Société

Il était une fois le bachot

Avoir son bac, quel événement c’était ! La nouvelle bondissait de maison en maison, se propageait, était sur toutes les bouches. Le quartier entier savait que tel ou telle a passé avec succès son bac. Tout monde félicitait le héros du jour. Le bac n’était pas une mince affaire. Il fallait même souffrir en préparant l’examen.
Les cours de l’année entière étaient potassés pendant la période précédant l’examen. Ne pas souffrir en préparant ses cours, c’est rater son initiation à la douleur du bac. Wafae F. se souvient encore de cette époque. Elle a eu son bac en 1982. «Nous sortions en groupe pour réviser ! Ensemble nous arrivions à vaincre le trac, à rire de notre peur. La peur de l’examen nous donnait des crampes à l’estomac».
Les jardins publics étaient investis par une armée de jeunes, équipés de papiers et de cahiers. On les voyait tourner en rond, marmonner la leçon qu’il ne fallait pas oublier le jour «J». Les plus acharnés ne rentraient pas chez eux la nuit. Ils cherchaient sous l’éclairage des lampadaires à apprendre encore plus. La fièvre montait à l’approche des examens. Elle gagnait toute la famille.
Le quartier connaissait parfaitement celles et ceux qui allaient passer leurs bacs. Quant aux vieux du bac, les routiers du bac, ceux qui ont vu des générations d’élèves se succéder sans réussir à passer le cap de la 7ème année. Ceux-là sont devenaient superstitieux. Ils guettaient les signes annonciateurs de la fin de leur supplice. Le jour où ils découvraient pourtant leurs noms sur le journal, ils en éprouvaient un profond désarroi.
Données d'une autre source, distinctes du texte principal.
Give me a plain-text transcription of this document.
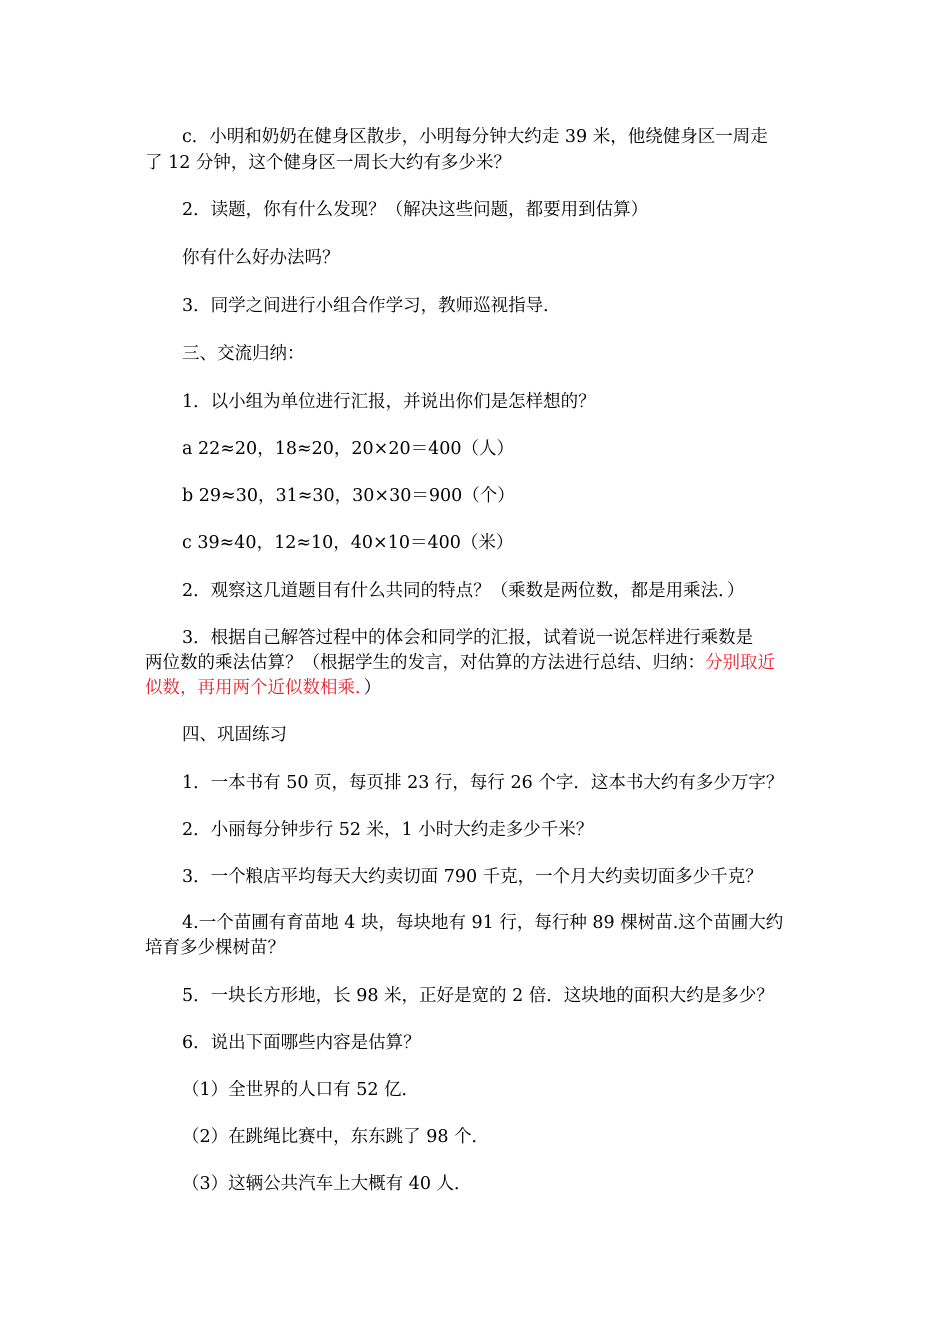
c．小明和奶奶在健身区散步，小明每分钟大约走 39 米，他绕健身区一周走
了 12 分钟，这个健身区一周长大约有多少米？
2．读题，你有什么发现？（解决这些问题，都要用到估算）
你有什么好办法吗？
3．同学之间进行小组合作学习，教师巡视指导．
三、交流归纳：
1．以小组为单位进行汇报，并说出你们是怎样想的？
a 22≈20，18≈20，20×20＝400（人）
b 29≈30，31≈30，30×30＝900（个）
c 39≈40，12≈10，40×10＝400（米）
2．观察这几道题目有什么共同的特点？（乘数是两位数，都是用乘法．）
3．根据自己解答过程中的体会和同学的汇报，试着说一说怎样进行乘数是
两位数的乘法估算？（根据学生的发言，对估算的方法进行总结、归纳：分别取近
似数，再用两个近似数相乘．）
四、巩固练习
1．一本书有 50 页，每页排 23 行，每行 26 个字．这本书大约有多少万字？
2．小丽每分钟步行 52 米，1 小时大约走多少千米？
3．一个粮店平均每天大约卖切面 790 千克，一个月大约卖切面多少千克？
4.一个苗圃有育苗地 4 块，每块地有 91 行，每行种 89 棵树苗.这个苗圃大约
培育多少棵树苗？
5．一块长方形地，长 98 米，正好是宽的 2 倍．这块地的面积大约是多少？
6．说出下面哪些内容是估算？
（1）全世界的人口有 52 亿．
（2）在跳绳比赛中，东东跳了 98 个．
（3）这辆公共汽车上大概有 40 人．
Cette réussite revêtait à leurs yeux l’allure de la fin de leur combat dans la vie. Ils avaient atteint le lieu et la formule. Rien ne sera plus comme avant. Ils sortaient de ce combat si essoufflés qu’ils n’avaient plus le courage d’en entamer un autre.
Les jeunes hommes devenaient généralement des fonctionnaires tranquilles, les jeunes femmes se casaient en mariant… L’obtention du bac était synonyme de la fin d’une époque pour eux. Mais non pas pour les frais émoulus. Ces derniers piétinaient d’impatience dans l’attente du journal où étaient mentionnés les noms de ceux qui ont passé avec succès leur bac. Le jour de la parution de ce journal constituait un événement dans le pays. Tout le monde connaissait quelqu’un, le frère d’un ami, un voisin, la fille d’un collègue, qui passait cette année-là son le bac. S’ils découvraient son nom, ils s’empressaient d’annoncer la bonne nouvelle. Autrement ils se tenaient cois : il ne fait pas bon d’être le premier à porter la mauvaise nouvelle.
Dans la rue, plusieurs personnes se regroupaient autour du porteur du journal. Elles étaient toutes impatientes de découvrir un nom. Parfois, la déception, le désespoir, voire l’effondrement, succédait à cette recherche. Mais l’émotion du bac était toujours au rendez-vous. En revanche, des youyous s’élevaient dans plusieurs endroits de la ville. Ils saluaient la réussite des heureux candidats. Ce jour-là, toutes les villes du Royaume vivaient au rythme de cris de joie et de lamentations.
Une fête était organisée pour célébrer ceux qui ont vu leurs noms sur le journal. Elle prenait des fois des proportions démesurées chez certaines familles. En ce temps-là, le bac constituait une fin en soi. Pour plusieurs personnes, il était la limite qu’il fallait atteindre dans les études. Personne ne se souciait de l’après-bac. Aujourd’hui, il n’y a plus à s’enorgueillir d’avoir son bac. C’est même le début des interrogations noires.